4. La démocratisation « au compte-goutte » qui a autorisé certaines formations et pas d'autres, qui gère ce qui peut se dire et ne pas se dire, qui ferme les portes à l'expression libre et à la créativité, n'a pas permis à l'opposition de construire une véritable alternative politique ni même de pouvoir toucher un large public. Les opposants, quand ils ne sont pas récupérés dans les rouages du système, sont, aujourd'hui encore en Tunisie, des kamikazes qui risquent à tout moment l'emprisonnement, la perte de leur travail et des pressions diverses.

5. La révision du mode de scrutin après le 7 novembre 1987, en combinant entre la majorité absolue qui régnait dans l'ancien code (et ne permettait qu'aux listes possédant cette majorité - celles du PSD - d'être élues) et la proportionnelle qui s'adresse uniquement aux listes de l'opposition, a permis à celle-ci d'obtenir quelques sièges à l'Assemblée Nationale, à côté des sièges obtenus à la majorité absolue par le parti au pouvoir : ainsi l'opposition ne grignote-t-elle pas du terrain sur celui de la majorité du RCD qui progresse régulièrement, compte tenu de la progression du nombre des citoyens en âge de voter - dans toutes les listes présentées, ce parti obtient, comme de bien entendu, la majorité absolue - mais en marge de cette majorité. Un certain nombre de sièges sont préalablement déterminés pour l'opposition qui, se présentant avec différentes formations, voit la concurrence s'installer non avec le parti au pouvoir - dont le nombre de sièges est déjà défini - mais entre ces différentes formations elles-mêmes. C'est dire à quel point le système électoral tunisien est vicié !

6. Le 7 novembre 1987 disait inaugurer une « ère nouvelle » : les chiffres, même officiels, et le mode de scrutin semblent contredire cette affirmation et placer le régime actuel davantage dans une continuité sur le plan de la gestion de la vie politique que dans une rupture avec le régime précédent. Et cette continuité a pour but d'assurer la pérennité du parti au pouvoir au détriment de la constitution de l'État de droit et de l'expression d'une véritable société civile.
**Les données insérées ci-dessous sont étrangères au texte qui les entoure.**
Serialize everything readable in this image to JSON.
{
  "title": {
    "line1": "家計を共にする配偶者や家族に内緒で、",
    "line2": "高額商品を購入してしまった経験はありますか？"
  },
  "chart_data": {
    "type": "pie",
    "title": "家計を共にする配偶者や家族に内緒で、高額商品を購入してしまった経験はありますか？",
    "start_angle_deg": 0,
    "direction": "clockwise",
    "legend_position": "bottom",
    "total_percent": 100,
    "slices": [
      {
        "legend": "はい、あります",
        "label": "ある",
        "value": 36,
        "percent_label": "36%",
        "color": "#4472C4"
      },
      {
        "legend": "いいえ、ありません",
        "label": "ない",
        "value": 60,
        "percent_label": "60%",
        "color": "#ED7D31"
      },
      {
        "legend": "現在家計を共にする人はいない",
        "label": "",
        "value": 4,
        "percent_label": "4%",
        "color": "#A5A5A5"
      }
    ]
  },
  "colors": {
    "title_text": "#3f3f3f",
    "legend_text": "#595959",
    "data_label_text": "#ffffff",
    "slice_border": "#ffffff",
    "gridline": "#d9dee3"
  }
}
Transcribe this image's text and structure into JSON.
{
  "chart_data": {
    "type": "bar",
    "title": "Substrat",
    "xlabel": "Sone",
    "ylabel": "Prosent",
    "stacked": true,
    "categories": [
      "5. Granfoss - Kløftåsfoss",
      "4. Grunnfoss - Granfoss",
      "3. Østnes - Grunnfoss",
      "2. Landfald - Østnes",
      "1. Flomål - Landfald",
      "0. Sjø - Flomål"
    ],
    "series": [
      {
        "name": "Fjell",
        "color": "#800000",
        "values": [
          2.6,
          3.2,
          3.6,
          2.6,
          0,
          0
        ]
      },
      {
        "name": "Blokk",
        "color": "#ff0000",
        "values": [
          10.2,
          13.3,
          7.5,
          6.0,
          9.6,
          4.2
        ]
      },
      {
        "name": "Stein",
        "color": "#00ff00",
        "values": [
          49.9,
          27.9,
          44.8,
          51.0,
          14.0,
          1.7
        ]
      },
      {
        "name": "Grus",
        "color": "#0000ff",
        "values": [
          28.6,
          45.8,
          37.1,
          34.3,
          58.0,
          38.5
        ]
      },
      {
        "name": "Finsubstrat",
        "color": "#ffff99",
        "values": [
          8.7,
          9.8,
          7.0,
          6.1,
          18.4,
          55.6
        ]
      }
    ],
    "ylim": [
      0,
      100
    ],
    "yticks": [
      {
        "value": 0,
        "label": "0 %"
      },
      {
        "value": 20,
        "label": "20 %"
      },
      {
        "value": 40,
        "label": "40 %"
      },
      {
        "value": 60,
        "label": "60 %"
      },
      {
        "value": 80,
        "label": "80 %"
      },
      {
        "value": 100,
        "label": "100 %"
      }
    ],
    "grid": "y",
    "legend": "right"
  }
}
À la veille du 24 octobre 2004, l'état des lieux

Élections législatives : 7 partis en lice, avec,
pour 152 sièges :
- RCD : 26 listes
Pour 37 sièges :
- Mouvement des démocrates socialistes (MDS) : 26 listes
- Parti de l'unité populaire (PUP) : 26 listes
- Parti social libéral (PSL) : 23 listes
- Union démocratique unioniste (UDU) : 23 listes
- Ettajdid : 21 listes
- Parti démocratique progressiste (PDP) : 16 listes

À noter qu'il y a si peu de suspense dans ces élections législatives que l'on sait déjà le nombre de sièges qu'occuperont les représentants du RCD : la seule inconnue - toute relative - demeure la répartition des 37 sièges réservés à l'opposition.